Quinaldine blue is an antineoplastic and antimalarial drug, and we found it a high activity against USA300 (MIC = 1.2 μM). Quinaldine (2-methylquinoline) is a heterocyclic quinoline compound that is also used in dye manufacturing, food colorants, pH indicators, and pharmaceuticals [12
]. Pyrvinium pamoate is a cyanine dye, a substituted quinoline that has been used to treat pinworm (Enterobius vermicularis) infections. It has antimalarial and anti-cryptosporidium activities [21
]. Dithiazanine iodide has broad-spectrum activity against several intestinal parasites and also brain cancer stem cells [22
]. Because both of these anthelmintic agents have poor bioavailability and are not well absorbed through the gastrointestinal tract, they may only be used as topical agents for MRSA wound infections.

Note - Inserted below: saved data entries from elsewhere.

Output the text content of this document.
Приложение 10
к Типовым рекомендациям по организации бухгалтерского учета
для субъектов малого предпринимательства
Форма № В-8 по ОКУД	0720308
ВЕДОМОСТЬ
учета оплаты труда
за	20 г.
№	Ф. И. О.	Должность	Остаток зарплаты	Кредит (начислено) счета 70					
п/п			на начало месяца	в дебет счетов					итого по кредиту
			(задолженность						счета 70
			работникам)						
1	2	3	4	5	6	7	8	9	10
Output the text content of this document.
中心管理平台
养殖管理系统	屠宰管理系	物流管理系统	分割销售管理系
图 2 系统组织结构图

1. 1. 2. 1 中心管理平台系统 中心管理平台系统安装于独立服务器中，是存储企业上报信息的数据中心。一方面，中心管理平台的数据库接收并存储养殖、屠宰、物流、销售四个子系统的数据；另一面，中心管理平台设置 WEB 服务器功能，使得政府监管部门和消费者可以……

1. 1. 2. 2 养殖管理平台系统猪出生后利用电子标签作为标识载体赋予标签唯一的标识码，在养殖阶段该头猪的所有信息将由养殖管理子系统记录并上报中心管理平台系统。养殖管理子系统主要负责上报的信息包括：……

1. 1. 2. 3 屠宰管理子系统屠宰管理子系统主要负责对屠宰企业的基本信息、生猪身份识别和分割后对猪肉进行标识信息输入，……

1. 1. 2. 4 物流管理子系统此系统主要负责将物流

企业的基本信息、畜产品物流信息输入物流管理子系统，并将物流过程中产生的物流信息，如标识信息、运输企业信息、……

While our manuscript was in preparation, we noted a similar study was published by Lau et al. [23
]. However, there are several important differences between the two studies. First, we used MRSA strain USA300, while the other study used a different MRSA strain USA100, which may have different susceptibility to antibiotics. Second, we used a larger clinical compound library consisting of 1524 compounds than the other study which used a compound library with 1163 compounds. Third, while the identified known antibiotics share most similarity, the most important difference is the new compounds identified in the two studies are quite different. We identified nine drug candidates (quinaldine blue, thiostrepton, carbomycin, closantel, dithiazanine iodide, clofazimine, pyrvinium pamoate, chloroxine, spiramycin), which do not overlap with the other study that identified only six compounds: ivacaftor, 5-fluorouracil, penfluridol, niclosamide, gemcitabine hydrochloride and floxuridine, as having good activity for MRSA strain USA100 [23
]. This is quite surprising. The above differences in bacterial strains, drug libraries, and assay conditions used may account for the very different drug candidates identified by the two different studies.
Since clinical drugs have relatively clear safety and pharmacokinetic profiles in humans and their manufacturing processes have been established, studies examining whether existing clinical drugs that show high activities against MRSA represent a rapid and efficient approach to handle drug-resistant MRSA infections. Future studies are required to evaluate the newly identified drug candidates in drug combinations, especially those drug candidates with low blood concentrations in vitro and in animal models for treatment of MRSA infections before they can be evaluated in patients.